Smash_ A Stepbrother MMA Romance(101)
For a second there, I was afraid I wasn’t going to stop. I was afraid I was going to actually kill the asshole. But then someone called out my name and the tension dispersed. Seeing the look on Becca’s face, her fear, almost drove me insane with anger.
I made my way through the underbrush and climbed over the fence surrounding our property, heading north. My plan was to hike due north, following a carefully laid-out path I had made over the years, until I got to the border. From there, I’d hike east a few miles and cross over the river bordering Canada wherever it seemed safest.
Becca coming home threw a wrench in everything, I realized. I had gotten so used to lying to Jack and my mom that it wasn’t difficult anymore. Throwing out lies was just a part of my daily routine ever since I got into the smuggling business. But Becca was already beginning to ask questions.
It was only a matter of time. Someone in town was going to say something to her, probably that pill head Lindsey, and I was going to have to make a choice. I would either have to lie to her or I’d have to tell her the truth.
I didn’t want to lie to her. Despite the things I had done over the years, I hadn’t ever lied to her. I hadn’t ever been in a position where I’d needed to, but that fact was important to me.
I had lied to everyone else in my life. I wanted things to be different with Becca.
The brush was dense under foot as I walked, the sun beginning to slowly rise, burning away the humidity that had formed overnight. I’d hit the border by one in the afternoon, make the exchange by two, and hopefully be halfway back home by the time it got dark.
That was the plan, at least. As I found out over and over again, plans don’t always work out. Everyone starts out with great training and planning, but as soon as you get kicked in the face for the first time, suddenly it’s a mad dash for survival. It’s easy to forget everything you worked on when there’s blood on your clothes.
The only place I never felt like I was scrambling was when I climbed up a cliff face. I didn’t know why, but there was something about a cliff that made sense to me. I could see the handholds and the footholds, I could see the route I’d need to travel to make it up the fastest. It just solidified in my mind the first time I looked over a wall, almost like magic.
Unfortunately, that skill didn’t help me too much when it came to smuggling drugs out of Canada.

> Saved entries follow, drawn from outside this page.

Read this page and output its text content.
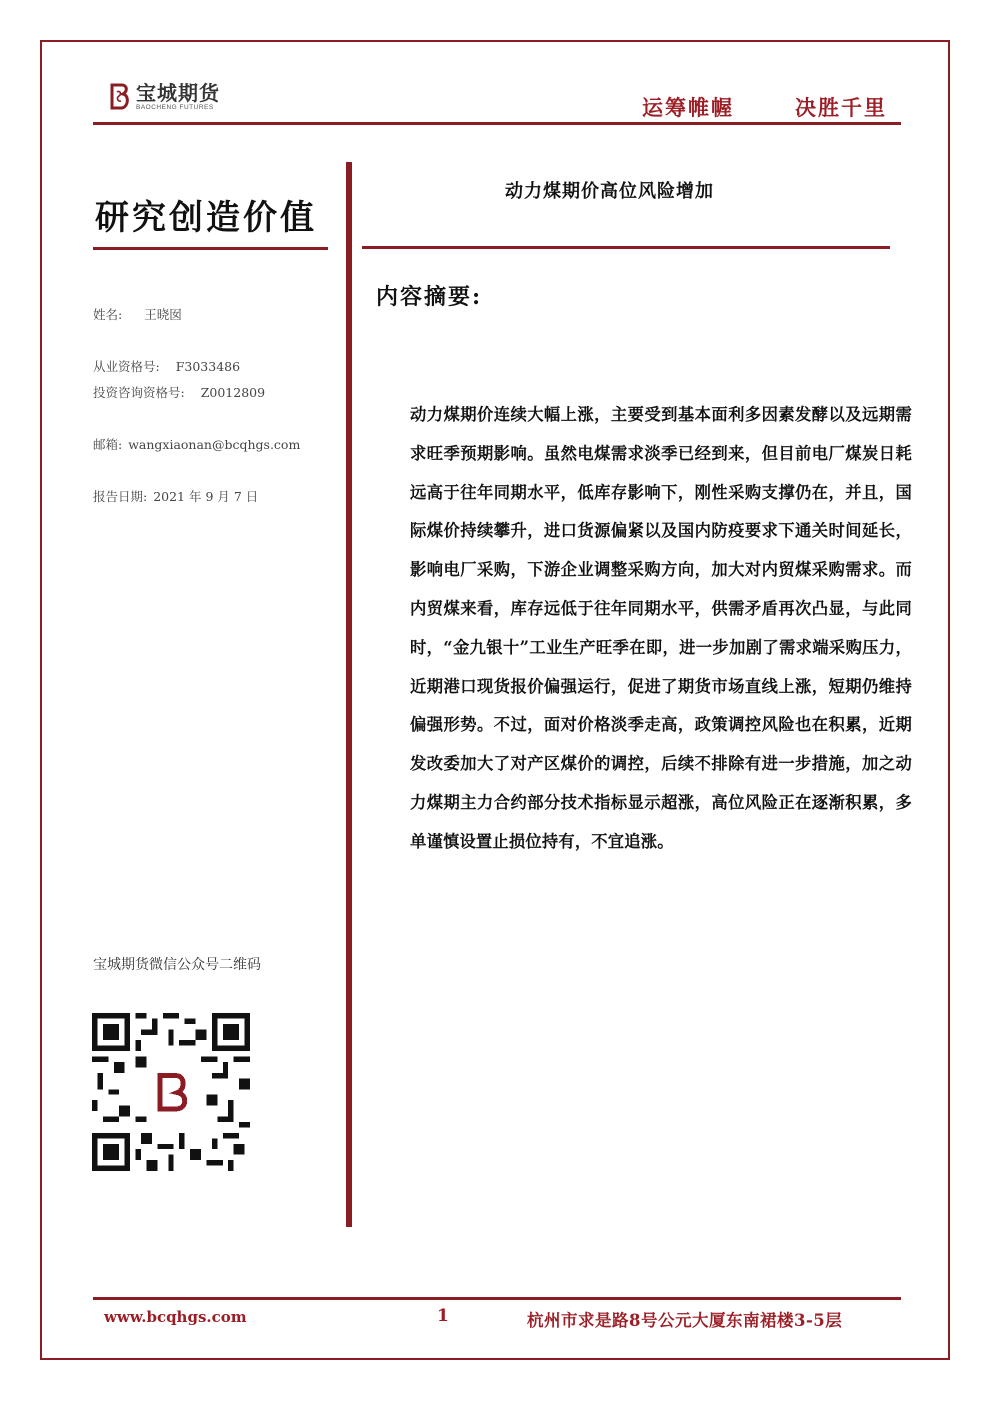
宝城期货
BAOCHENG FUTURES	运筹帷幄	决胜千里
研究创造价值
姓名: 王晓囡
从业资格号: F3033486
投资咨询资格号: Z0012809
邮箱: wangxiaonan@bcqhgs.com
报告日期: 2021 年 9 月 7 日
宝城期货微信公众号二维码
动力煤期价高位风险增加
内容摘要:

动力煤期价连续大幅上涨，主要受到基本面利多因素发酵以及远期需求旺季预期影响。虽然电煤需求淡季已经到来，但目前电厂煤炭日耗远高于往年同期水平，低库存影响下，刚性采购支撑仍在，并且，国际煤价持续攀升，进口货源偏紧以及国内防疫要求下通关时间延长，影响电厂采购，下游企业调整采购方向，加大对内贸煤采购需求。而内贸煤来看，库存远低于往年同期水平，供需矛盾再次凸显，与此同时，“金九银十”工业生产旺季在即，进一步加剧了需求端采购压力，近期港口现货报价偏强运行，促进了期货市场直线上涨，短期仍维持偏强形势。不过，面对价格淡季走高，政策调控风险也在积累，近期发改委加大了对产区煤价的调控，后续不排除有进一步措施，加之动力煤期主力合约部分技术指标显示超涨，高位风险正在逐渐积累，多单谨慎设置止损位持有，不宜追涨。

www.bcqhgs.com	1	杭州市求是路8号公元大厦东南裙楼3-5层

As much as I hated to admit it to myself, I didn’t know Becca well enough to guess how she would react if she found out what I had been doing for money. Fear? Disgust? Disappointment? I had no way of knowing, and that was what worried me.
I hated having things outside of my control. I wasn’t a total control freak, but I liked to be able to influence events.
That was why, when my mom got diagnosed with cancer, I immediately found a way to help her. I couldn’t sit back and watch her get sicker and sicker. It wasn’t in my blood to be passive.
Climbing wasn’t going to make enough money. I had to do something more extreme.
I wasn’t sure if others could see why I made the choices that I did, but everything was supposed to help my family.
I just hoped that Becca could see it that way.
I checked the sun and guessed that it was about noon. I peeled off my light parka, folded it tightly, and slipped it into a pocket of my backpack.
I was getting close. Crossing was by far the most dangerous part of the whole thing, especially crossing back over into Washington from Canada with a pack full of drugs. If I got caught without the drugs, it would be bad enough. But with them? I’d go to jail, no questions asked.
I strapped my pack and hiked on. There was no point in worrying too much. The woods were lovely, dark and deep, and I had promises to keep. And a few more miles before I could meet up with my Canadian gangster and make the drop.
After another half hour of walking, I heard the sound of running water up ahead. I sighed, knowing that the water was the border, and that I had made really good time. I hated to get there early, but that was better than late.
The one and only time I showed up late had been bad. They threatened to dock my pay for every minute I was behind schedule. Apparently, even gangsters don’t like waiting around with a bunch of illegal drugs in their car.
I stopped by the river and crouched down next to it. It was lower than usual and moving more slowly, which was good. I could probably just walk right across it instead of hoping for a fallen tree or a makeshift bridge like I usually did.
As I began my trek east, I started to notice the signs. They were posted by both governments on both sides and were mostly meant to scare off lost hikers. They promised things like unreasonably high fines and hundreds of years in jail, plus physical dismemberment and torture, if you didn’t back off immediately.